Леон что-то отвечал, такое же заумное, что-то про сознание современного человека, у которого в бэкграунде есть и Освенцим, и Хиросима, и пронзенные башни-близнецы, так что любое барокко покажется чуть ли не музейным выражением чувств. Тот засмеялся и покрутил головой:

– Но, маэстро Этингер, ваше исполнение было далеко от музейного! И весьма далеко от уравновешенного.
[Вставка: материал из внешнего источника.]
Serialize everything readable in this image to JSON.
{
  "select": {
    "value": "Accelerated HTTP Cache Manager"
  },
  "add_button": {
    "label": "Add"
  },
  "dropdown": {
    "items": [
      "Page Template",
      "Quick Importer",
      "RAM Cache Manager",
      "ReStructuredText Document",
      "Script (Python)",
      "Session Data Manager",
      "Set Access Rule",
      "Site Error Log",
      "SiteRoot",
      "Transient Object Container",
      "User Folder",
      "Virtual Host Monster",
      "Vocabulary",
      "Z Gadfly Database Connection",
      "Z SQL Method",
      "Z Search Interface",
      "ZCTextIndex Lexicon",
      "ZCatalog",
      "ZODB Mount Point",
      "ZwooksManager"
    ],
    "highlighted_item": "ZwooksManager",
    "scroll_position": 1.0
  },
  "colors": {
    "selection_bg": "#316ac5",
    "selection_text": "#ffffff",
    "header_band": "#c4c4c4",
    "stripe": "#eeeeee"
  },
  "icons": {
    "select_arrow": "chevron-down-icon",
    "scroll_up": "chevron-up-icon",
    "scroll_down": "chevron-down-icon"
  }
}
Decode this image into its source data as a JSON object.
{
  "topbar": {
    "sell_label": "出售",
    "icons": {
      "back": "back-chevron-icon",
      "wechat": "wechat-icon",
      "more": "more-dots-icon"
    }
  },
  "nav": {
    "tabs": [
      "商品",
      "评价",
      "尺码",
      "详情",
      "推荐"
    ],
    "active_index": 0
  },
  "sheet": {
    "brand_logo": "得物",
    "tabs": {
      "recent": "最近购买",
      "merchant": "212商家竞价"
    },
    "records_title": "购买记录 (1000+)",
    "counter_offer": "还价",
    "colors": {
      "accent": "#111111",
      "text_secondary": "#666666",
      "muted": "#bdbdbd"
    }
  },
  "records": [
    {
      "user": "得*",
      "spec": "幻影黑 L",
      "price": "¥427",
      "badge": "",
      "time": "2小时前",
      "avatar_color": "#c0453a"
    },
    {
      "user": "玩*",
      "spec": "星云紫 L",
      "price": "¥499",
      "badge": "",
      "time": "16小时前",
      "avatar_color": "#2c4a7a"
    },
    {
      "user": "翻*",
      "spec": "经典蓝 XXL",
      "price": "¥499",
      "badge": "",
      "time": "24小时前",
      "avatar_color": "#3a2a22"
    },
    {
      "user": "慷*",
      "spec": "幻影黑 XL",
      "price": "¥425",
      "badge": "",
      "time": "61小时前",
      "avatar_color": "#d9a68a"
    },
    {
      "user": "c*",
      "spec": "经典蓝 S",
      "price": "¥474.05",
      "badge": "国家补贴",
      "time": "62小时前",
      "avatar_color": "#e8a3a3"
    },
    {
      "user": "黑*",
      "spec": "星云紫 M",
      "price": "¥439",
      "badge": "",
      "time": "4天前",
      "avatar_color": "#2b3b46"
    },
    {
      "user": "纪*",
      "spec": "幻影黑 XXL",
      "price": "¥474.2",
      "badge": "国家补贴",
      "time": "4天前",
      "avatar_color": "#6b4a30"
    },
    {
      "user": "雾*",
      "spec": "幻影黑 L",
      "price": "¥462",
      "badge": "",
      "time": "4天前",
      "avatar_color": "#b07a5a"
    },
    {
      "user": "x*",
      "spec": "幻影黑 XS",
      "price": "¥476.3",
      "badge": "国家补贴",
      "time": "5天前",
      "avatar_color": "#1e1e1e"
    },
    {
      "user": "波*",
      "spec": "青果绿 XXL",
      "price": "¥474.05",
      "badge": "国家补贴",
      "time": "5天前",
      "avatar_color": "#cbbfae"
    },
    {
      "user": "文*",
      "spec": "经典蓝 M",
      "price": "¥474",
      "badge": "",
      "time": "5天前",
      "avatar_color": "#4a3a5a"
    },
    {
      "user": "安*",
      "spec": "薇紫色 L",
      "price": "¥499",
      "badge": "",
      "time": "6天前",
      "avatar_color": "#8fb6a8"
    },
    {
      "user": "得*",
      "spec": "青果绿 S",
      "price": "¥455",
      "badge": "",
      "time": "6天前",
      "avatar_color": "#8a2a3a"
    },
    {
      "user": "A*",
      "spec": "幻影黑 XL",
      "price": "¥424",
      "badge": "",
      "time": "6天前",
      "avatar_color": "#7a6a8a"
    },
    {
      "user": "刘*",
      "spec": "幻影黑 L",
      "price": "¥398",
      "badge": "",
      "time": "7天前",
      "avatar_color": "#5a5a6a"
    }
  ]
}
Я, знаете ли, сегодня вряд ли засну… Это удивительное сочетание в вашем голосе ангельской отрешенности и какого-то… не могу подобрать точного слова: дьявольского искуса, чуть ли не греха – чего-то преступного, обольстительного… простите, если вас это задевает… – И никак не отставал, и приглашал-соблазнял Леона… Какой-то там блудный сын или что-то вроде. – Я слышал диск с вашим «Блудным сыном», – торопливо продолжал он, – это стало для меня настоящим шоком! Я был под впечатлением недели две и, знаете… в одну из ночей вдруг меня осенило: а что, если иначе оркестровать эту ораторию? Добавить в нее голос мальчика, а? Чистый безгрешный альт. Вы же с вашим бесподобным совратительным голосом будете – знак греха, падения, душевной низо́ты… А в финале – дуэт этих двух голосов, как сама адская амбивалентность человеческой натуры, как два крыла падшего ангела, где – и высота, и страшное падение в бездны порока…

– Мерси, – насмешливо-любезно отозвался Леон. – Значит, мне вы уготовили все самое ужасное, а какой-нибудь семилетний засранец, только что из подгузника, воспарит этаким белоснежным ангелом? Симпатичная идейка, ничего не скажешь…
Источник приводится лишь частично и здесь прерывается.